The long list of duties for the kitchener to attend to set forth in the monastic Custumals, and the grave admonitions which accompany them, show how very important a place that official occupied in the monastery. He had to attend daily in the larder to receive and check the food. When the eggs were brought, for example, by the œvitelers, he had to note who brought them, and whence they came, and to settle how they were to be used. He was to see that the paid œlarderer had meat and fish, salt and fresh, and that the fowls and other birds were fed whilst they were under his charge, waiting for the time why would be wanted for the table. After having made his daily inspection of the outer larder, the kitchener was to visit the inner larder, in order to see that all the plates and dishes were properly scoured, that all the food ready for cooking was kept sweet and clean, and that all the fish was well covered with damp reeds to keep it fresh. Moreover, he was to inspect the fuel, to see that the supply was always kept up by the doorkeeper of the kitchen, with the help of the turnbroach.


The kitchener was warned, not without reason, no doubt, to be careful about his keys. They were to be kept in his room, and no one might touch them without having first obtained his leave. "And," says the Custumal, "he should prudently take heed not to put too much trust in the cooks and the servants, and on account of the danger of temptation should not let them have his keys without going personally to see what they wanted them for." In this way only was it possible to guard against waste and alienation of the monastery goods.

In discharge of his duties, which were exercised for the common good, the kitchener might easily be excused from choir duties. During the morning Office he was permitted, for example, to say his Mass, and his first daily duty was to visit the sick to see if there were anything that would relish that he could get, and to cheer them with a few kindly words.

Among the many things that the kitchener might be called upon to provide at various times for the brethren, it may be mentioned that he had to furnish the cantor with some of the best beer when he desired to mix the ink for the writers.

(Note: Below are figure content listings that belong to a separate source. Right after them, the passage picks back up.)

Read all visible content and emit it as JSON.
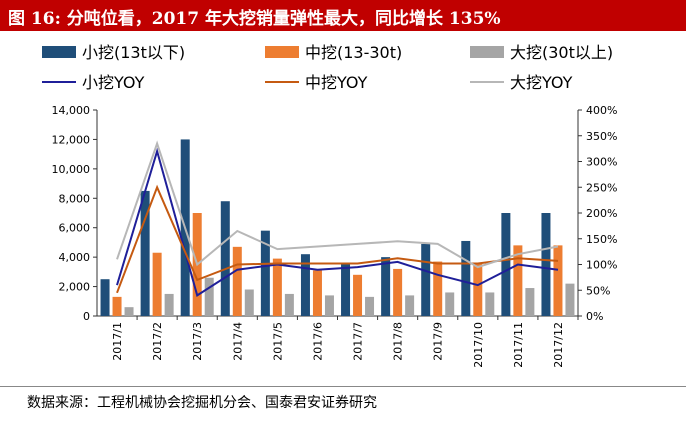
{
  "header": {
    "title": "图 16: 分吨位看，2017 年大挖销量弹性最大，同比增长 135%"
  },
  "footer": {
    "source": "数据来源：工程机械协会挖掘机分会、国泰君安证券研究"
  },
  "colors": {
    "title_bg": "#c00000",
    "small_bar": "#1f4e79",
    "medium_bar": "#ed7d31",
    "large_bar": "#a5a5a5",
    "small_line": "#1f1f99",
    "medium_line": "#c55a11",
    "large_line": "#b7b7b7"
  },
  "chart_data": {
    "type": "bar",
    "categories": [
      "2017/1",
      "2017/2",
      "2017/3",
      "2017/4",
      "2017/5",
      "2017/6",
      "2017/7",
      "2017/8",
      "2017/9",
      "2017/10",
      "2017/11",
      "2017/12"
    ],
    "series": [
      {
        "name": "小挖(13t以下)",
        "kind": "bar",
        "axis": "left",
        "values": [
          2500,
          8500,
          12000,
          7800,
          5800,
          4200,
          3500,
          4000,
          4900,
          5100,
          7000,
          7000
        ]
      },
      {
        "name": "中挖(13-30t)",
        "kind": "bar",
        "axis": "left",
        "values": [
          1300,
          4300,
          7000,
          4700,
          3900,
          3100,
          2800,
          3200,
          3700,
          3600,
          4800,
          4800
        ]
      },
      {
        "name": "大挖(30t以上)",
        "kind": "bar",
        "axis": "left",
        "values": [
          600,
          1500,
          2600,
          1800,
          1500,
          1400,
          1300,
          1400,
          1600,
          1600,
          1900,
          2200
        ]
      },
      {
        "name": "小挖YOY",
        "kind": "line",
        "axis": "right",
        "values": [
          0.6,
          3.2,
          0.4,
          0.9,
          1.0,
          0.9,
          0.95,
          1.05,
          0.8,
          0.6,
          1.0,
          0.9
        ]
      },
      {
        "name": "中挖YOY",
        "kind": "line",
        "axis": "right",
        "values": [
          0.45,
          2.5,
          0.7,
          1.0,
          1.02,
          1.02,
          1.02,
          1.12,
          1.02,
          1.02,
          1.12,
          1.07
        ]
      },
      {
        "name": "大挖YOY",
        "kind": "line",
        "axis": "right",
        "values": [
          1.1,
          3.35,
          1.0,
          1.65,
          1.3,
          1.35,
          1.4,
          1.45,
          1.4,
          0.95,
          1.2,
          1.35
        ]
      }
    ],
    "yleft": {
      "min": 0,
      "max": 14000,
      "ticks": [
        "0",
        "2,000",
        "4,000",
        "6,000",
        "8,000",
        "10,000",
        "12,000",
        "14,000"
      ]
    },
    "yright": {
      "min": 0,
      "max": 4,
      "ticks": [
        "0%",
        "50%",
        "100%",
        "150%",
        "200%",
        "250%",
        "300%",
        "350%",
        "400%"
      ]
    },
    "legend_position": "top",
    "grid": false
  }
}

Closely connected with the office of kitchener is that of the weekly servers, for they were among his chief, though constantly changing, assistants. They entered upon their weekly duties on the Sunday after Lauds, when those who were finishing their week and those who were beginning had to ask and receive the triple blessing. Immediately after receiving the benediction, the new officers went to their work. They drew water to wash with, and


after their ablutions went to the kitchen to be ready to do whatever might be needful.

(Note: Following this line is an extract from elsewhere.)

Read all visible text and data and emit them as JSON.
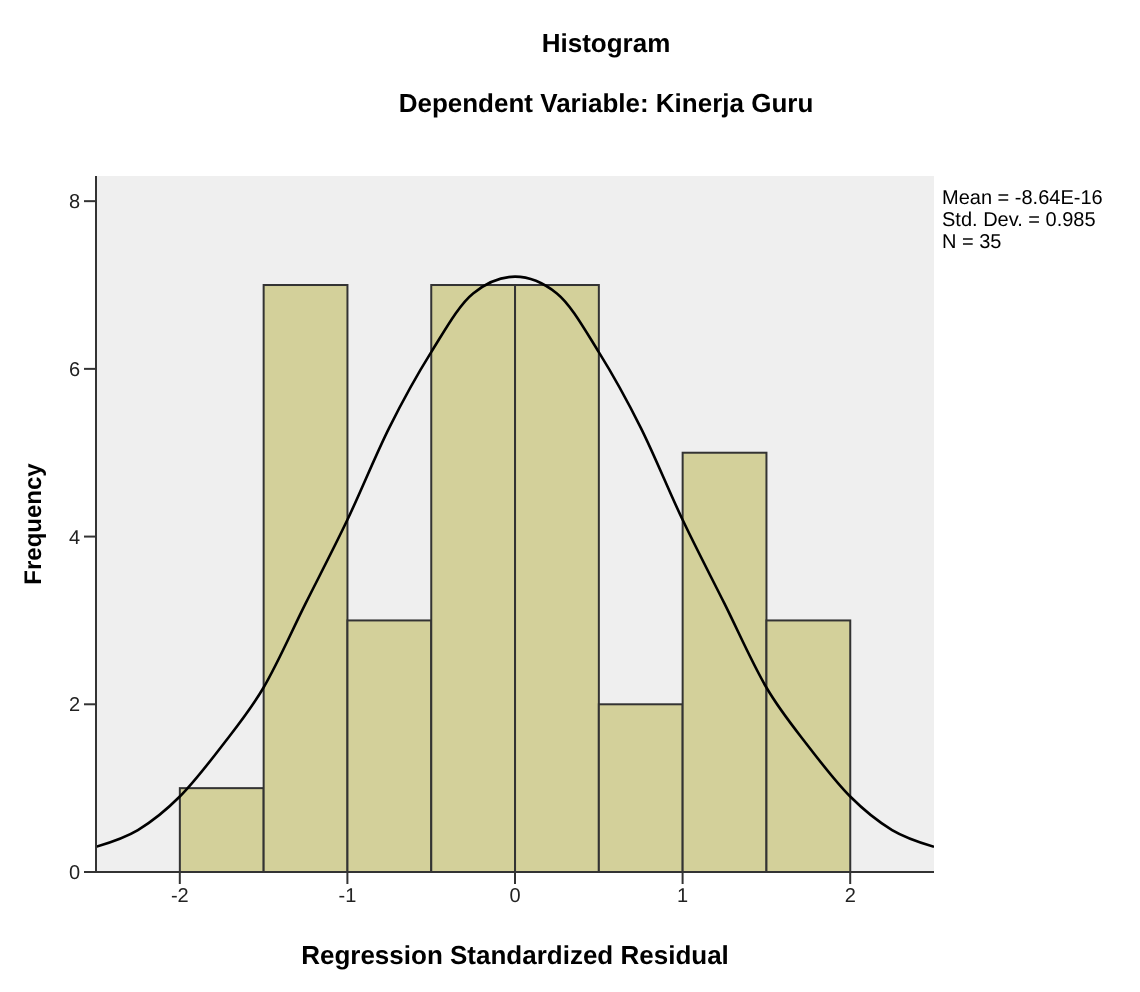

During their week of service, if there were two Masses, one server went to the first, the other to the second. Whilst the community were in the cloister at reading-time, both were to be at work in the kitchen. They had to be in the refectory ready to serve at meal times, and before all refections they were to see that the lavatory was prepared for the brethren. If there were a frost they had to provide basins of hot water and put them near the washing-place, and they were to make ready the water, towels, and other things requisite on shaving days. After each meal one of the weekly servers in an apron went to the kitchen to assist in washing up the dishes and plates.

On Saturdays they had to prepare hot and cold water, with towels, in the cloister, for the weekly feet-washing ; to clean out the lavatory and scour the pot used for boiling water in the kitchen ; to help to sweep up and tidy the kitchen, and to prepare wood for the fire next day. In the evening, as the last day of their weekly service, they performed the mandatum, or feet-washing : the first server washed the feet of the brethren, beginning with those of the abbot, and the second wiped them with the towels he had already dried and warmed. As a last act they returned and accounted for all the vessels and other things they had received when entering upon their duties on the previous Sunday.